Gegenwind verspürte die LBBW im abgelaufenen Jahr - wie andere Institute - im Firmenkundengeschäft. Die Kreditnachfrage sei verhalten gewesen und auch das niedrige Zinsniveau habe die Ergebnisse belastet, sagte Vetter. Zudem hat sich die Vorsorge für ausfallgefährdete Kredite mehr als verdoppelt auf 310 Millionen Euro. Das sei aber noch weniger als der langjährige Durchschnitt von 450 Millionen Euro, sagte Vetter.

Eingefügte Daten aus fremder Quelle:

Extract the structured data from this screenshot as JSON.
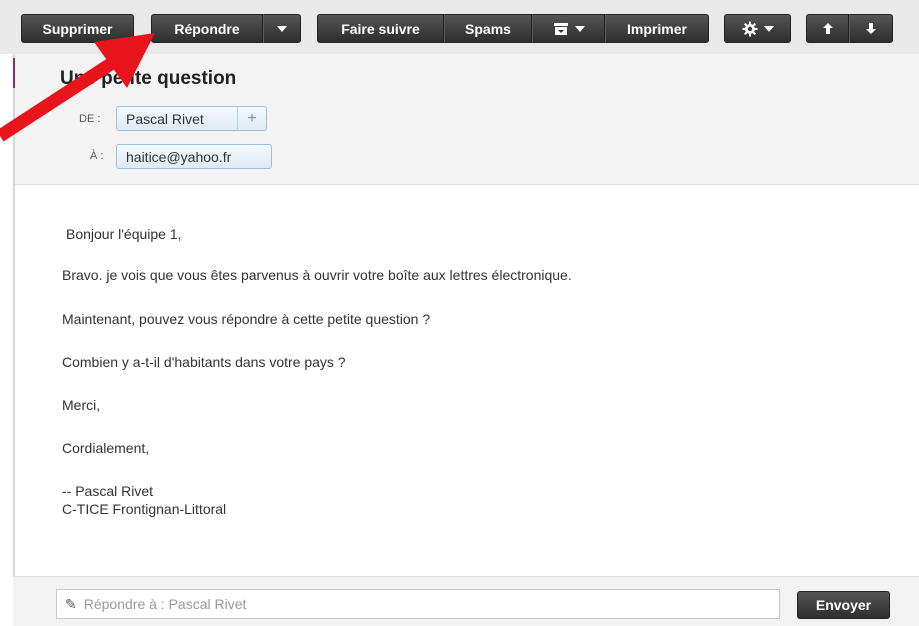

Deutliche Fortschritte macht die Bank dagegen beim Schrumpfen, zu dem sie sich 2009 verpflichtet hatte. Die Bilanzsumme wurde seither um 174 Milliarden auf 274 Milliarden Euro abgebaut - versprochen hatte die Bank der EU laut Vetter einen Rückgang um 125 Milliarden Euro. Auch mit Beteiligungsverkäufen von über vier Milliarden Euro habe die LBBW mehr abgestoßen als verlangt.

Zudem wurden 2500 Stellen abgebaut, so dass die größte deutschen Landesbank jetzt noch gut 11.000 Mitarbeiter beschäftigt.